Russische Regierung tritt zurück - Michail Mischustin wird neuer Ministerpräsident

Nach Rücktritt der Regierung : Steuerbehörden-Chef soll neuer russischer Ministerpräsident werden

Der russische Ministerpräsident Dmitri Medwedew hat überraschend seinen Rücktritt eingereicht. Kurz zuvor hatte Putin in einer Rede eine Verfassungsänderung vorgeschlagen und damit Anlass zu Spekulationen gegeben.

Medwedew übergab eine entsprechende Erklärung am Mittwoch an Präsident Wladimir Putin, wie die russische Nachrichtenagentur Tass meldete. Dieser habe sich bei Medwedew für dessen Arbeit bedankt – und gesagt, er werde ihn als stellvertretenden Chef des präsidialen Sicherheitsrats nominieren, hieß es in Berichten mehrerer Nachrichtenagenturen. Putin habe Medwedews Regierung beauftragt, bis zur Bildung eines neuen Kabinetts im Amt zu bleiben.

Neuer Ministerpräsident soll derweil Michail Mischustin werden. Kremlchef Wladimir Putin schlug den Leiter der russischen Steuerbehörde als Kandidaten vor. Das kündigte der Kreml nach Angaben der Staatsagentur Tass am Mittwoch in der russischen Hauptstadt an. Der 53 Jahre alte Wirtschaftsexperte aus Moskau steht seit 2010 an der Spitze der Behörde. Das Parlament muss den Wunschkandidaten von Putin noch bestätigen. Das gilt jedoch unter Beobachtern als Formsache.

Kommentatoren gehen davon aus, dass Mischustin als eine Art Übergangspremier arbeiten wird. Politisch ist er bislang kaum in Erscheinung getreten.

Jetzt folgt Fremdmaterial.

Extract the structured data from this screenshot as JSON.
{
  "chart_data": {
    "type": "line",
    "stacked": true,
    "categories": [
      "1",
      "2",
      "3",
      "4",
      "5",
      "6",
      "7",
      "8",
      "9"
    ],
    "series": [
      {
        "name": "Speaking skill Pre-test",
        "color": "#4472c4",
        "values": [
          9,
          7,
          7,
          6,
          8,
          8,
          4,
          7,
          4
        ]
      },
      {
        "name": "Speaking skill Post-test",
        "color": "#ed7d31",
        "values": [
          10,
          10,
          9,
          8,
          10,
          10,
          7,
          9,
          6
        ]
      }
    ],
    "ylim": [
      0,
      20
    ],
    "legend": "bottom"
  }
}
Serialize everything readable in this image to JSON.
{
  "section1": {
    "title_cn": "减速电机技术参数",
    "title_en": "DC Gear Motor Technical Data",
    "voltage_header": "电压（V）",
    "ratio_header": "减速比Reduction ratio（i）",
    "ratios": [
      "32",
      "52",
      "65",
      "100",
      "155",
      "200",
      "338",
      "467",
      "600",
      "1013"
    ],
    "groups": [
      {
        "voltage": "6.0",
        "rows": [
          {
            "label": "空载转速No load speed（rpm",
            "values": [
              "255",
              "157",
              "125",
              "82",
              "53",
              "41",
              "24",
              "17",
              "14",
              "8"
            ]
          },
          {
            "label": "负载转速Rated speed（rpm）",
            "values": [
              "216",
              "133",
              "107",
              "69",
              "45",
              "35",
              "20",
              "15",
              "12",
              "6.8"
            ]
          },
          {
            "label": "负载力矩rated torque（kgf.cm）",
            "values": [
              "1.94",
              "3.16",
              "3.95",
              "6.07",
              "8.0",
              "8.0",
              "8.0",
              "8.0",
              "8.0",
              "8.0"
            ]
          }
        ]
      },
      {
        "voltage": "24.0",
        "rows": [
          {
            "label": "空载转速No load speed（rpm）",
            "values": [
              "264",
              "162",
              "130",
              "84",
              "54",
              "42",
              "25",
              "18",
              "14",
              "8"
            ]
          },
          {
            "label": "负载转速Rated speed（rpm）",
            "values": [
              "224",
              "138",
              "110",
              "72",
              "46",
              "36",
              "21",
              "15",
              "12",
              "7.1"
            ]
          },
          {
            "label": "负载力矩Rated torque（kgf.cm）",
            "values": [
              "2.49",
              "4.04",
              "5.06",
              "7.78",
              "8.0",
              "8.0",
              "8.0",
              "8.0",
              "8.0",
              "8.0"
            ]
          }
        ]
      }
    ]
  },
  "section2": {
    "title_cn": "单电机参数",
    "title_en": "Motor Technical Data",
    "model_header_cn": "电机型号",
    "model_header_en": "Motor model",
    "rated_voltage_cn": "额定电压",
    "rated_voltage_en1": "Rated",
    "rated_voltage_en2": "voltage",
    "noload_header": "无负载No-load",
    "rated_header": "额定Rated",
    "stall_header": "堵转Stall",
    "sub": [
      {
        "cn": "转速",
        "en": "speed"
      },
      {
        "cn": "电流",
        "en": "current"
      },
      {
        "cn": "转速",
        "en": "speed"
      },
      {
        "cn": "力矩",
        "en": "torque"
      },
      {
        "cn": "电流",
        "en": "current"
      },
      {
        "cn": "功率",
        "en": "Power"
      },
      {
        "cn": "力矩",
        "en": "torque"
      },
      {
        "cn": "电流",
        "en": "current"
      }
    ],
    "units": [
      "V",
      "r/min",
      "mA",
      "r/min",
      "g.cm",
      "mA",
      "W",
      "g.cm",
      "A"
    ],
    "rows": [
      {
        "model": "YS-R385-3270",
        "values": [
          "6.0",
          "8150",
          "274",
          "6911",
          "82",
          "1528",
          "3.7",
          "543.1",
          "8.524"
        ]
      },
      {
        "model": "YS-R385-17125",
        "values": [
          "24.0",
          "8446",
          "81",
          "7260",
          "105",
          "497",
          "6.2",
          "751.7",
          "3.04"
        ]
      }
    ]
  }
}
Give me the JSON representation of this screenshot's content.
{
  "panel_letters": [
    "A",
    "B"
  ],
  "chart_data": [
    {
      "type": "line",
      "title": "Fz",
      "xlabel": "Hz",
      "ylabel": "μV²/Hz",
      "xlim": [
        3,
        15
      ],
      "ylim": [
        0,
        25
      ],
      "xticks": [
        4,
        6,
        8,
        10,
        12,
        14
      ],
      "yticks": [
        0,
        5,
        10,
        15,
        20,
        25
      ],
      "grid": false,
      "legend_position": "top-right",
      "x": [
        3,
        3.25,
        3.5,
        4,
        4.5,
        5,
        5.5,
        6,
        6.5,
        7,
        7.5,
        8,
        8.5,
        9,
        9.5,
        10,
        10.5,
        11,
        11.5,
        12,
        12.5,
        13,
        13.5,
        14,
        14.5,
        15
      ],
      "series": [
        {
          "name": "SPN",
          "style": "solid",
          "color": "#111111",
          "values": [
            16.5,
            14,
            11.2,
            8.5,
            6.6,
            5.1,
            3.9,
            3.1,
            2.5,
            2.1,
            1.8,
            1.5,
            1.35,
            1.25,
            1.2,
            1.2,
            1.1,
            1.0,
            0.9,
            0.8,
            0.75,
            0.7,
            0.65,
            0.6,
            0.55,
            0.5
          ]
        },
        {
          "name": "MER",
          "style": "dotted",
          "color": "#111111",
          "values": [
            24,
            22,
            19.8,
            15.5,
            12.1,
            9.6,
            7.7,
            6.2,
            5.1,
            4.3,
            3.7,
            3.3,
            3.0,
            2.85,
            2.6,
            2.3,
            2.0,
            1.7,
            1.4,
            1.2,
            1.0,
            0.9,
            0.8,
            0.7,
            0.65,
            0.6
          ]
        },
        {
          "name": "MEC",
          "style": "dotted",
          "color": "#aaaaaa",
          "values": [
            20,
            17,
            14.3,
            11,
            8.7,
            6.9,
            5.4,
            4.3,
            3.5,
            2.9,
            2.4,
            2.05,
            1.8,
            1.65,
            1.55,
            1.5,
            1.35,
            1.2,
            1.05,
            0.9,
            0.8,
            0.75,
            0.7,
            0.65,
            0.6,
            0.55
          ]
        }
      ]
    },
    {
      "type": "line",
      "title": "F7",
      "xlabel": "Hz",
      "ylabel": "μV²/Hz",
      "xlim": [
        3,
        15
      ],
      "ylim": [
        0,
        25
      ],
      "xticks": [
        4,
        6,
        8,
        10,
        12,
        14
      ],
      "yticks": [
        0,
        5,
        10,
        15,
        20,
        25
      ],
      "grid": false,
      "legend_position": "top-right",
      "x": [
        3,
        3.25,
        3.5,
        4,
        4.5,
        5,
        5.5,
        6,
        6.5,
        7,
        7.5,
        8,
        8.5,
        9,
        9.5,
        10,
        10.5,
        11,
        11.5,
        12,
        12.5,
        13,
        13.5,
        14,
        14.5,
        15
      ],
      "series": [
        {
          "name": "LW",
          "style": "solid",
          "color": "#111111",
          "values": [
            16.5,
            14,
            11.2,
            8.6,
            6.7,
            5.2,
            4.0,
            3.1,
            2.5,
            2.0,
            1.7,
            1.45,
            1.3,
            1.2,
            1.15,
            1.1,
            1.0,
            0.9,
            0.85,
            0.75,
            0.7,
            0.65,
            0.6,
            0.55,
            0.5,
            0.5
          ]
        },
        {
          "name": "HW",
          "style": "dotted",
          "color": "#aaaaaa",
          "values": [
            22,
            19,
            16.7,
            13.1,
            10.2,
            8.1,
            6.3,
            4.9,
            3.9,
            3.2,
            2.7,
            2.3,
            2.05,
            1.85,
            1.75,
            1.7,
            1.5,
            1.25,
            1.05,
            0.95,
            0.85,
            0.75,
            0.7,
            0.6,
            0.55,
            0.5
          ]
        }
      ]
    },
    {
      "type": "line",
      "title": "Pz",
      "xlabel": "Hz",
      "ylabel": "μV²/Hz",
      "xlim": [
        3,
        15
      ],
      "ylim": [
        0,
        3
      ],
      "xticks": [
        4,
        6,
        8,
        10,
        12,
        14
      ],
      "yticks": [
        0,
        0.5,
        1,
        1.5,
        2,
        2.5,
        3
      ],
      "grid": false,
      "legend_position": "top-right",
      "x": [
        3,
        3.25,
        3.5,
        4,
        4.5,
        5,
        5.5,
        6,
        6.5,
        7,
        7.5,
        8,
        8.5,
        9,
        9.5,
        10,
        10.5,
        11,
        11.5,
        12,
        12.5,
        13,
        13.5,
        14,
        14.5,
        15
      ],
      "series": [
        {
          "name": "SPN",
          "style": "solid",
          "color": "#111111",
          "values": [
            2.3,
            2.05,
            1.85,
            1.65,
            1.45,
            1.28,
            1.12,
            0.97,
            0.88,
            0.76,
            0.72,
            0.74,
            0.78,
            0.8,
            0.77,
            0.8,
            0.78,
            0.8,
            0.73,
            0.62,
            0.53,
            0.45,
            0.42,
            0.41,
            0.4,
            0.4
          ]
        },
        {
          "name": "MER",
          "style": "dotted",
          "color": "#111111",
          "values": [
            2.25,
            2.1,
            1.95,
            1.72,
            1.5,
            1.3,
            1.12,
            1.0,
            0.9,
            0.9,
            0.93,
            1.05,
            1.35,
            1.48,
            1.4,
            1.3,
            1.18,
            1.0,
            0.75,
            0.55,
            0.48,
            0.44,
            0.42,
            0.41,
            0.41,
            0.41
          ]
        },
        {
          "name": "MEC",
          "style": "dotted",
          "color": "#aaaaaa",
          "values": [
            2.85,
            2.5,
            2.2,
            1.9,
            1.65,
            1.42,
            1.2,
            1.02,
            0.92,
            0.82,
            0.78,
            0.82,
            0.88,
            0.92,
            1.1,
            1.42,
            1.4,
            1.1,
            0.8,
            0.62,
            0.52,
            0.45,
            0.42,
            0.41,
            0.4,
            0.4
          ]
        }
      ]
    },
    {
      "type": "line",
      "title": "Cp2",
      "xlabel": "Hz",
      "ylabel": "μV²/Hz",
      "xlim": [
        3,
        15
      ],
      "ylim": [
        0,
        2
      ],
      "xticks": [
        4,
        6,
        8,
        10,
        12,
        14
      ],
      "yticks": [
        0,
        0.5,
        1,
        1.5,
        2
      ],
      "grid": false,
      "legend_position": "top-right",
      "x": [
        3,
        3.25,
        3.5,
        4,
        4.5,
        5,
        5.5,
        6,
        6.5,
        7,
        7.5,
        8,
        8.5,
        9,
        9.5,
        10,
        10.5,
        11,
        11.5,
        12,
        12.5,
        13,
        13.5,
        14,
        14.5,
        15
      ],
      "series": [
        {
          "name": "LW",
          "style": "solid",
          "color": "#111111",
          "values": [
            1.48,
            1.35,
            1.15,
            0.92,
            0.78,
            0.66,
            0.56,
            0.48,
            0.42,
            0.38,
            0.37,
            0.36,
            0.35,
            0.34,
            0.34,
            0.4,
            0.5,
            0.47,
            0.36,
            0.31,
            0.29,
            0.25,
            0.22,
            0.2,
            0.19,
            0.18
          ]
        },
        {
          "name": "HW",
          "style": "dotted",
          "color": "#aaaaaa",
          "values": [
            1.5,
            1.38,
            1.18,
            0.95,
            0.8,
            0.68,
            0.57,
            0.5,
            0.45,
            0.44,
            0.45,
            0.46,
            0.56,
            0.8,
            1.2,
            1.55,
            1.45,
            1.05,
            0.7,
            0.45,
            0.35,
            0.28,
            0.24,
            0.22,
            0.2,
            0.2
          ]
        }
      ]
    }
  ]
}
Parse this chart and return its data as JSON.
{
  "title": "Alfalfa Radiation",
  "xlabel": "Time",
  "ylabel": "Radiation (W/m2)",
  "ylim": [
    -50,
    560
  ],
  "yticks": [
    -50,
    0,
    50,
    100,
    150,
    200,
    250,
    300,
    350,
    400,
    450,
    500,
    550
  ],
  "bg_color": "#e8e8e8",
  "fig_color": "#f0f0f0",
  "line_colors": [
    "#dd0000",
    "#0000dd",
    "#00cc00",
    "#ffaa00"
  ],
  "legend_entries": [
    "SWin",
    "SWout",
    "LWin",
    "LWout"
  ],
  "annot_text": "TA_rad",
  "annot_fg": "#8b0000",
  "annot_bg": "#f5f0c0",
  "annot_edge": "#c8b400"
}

Der Präsident hatte zuvor eine Rede zur Lage der Nation gehalten. Darin schlug er eine Verfassungsänderung vor, um dem Ministerpräsidenten und den Kabinettsmitgliedern mehr Macht zu geben. Das gab Spekulationen um seine politische Zukunft neue Nahrung. Putin selbst darf laut Verfassung nach Ende seiner Amtszeit 2024 nicht noch einmal als Präsident kandidieren. Beobachter haben spekuliert, der heute 67-Jährige könne deshalb erneut ins Amt des Ministerpräsidenten wechseln und dafür dessen Vollmachten stärken.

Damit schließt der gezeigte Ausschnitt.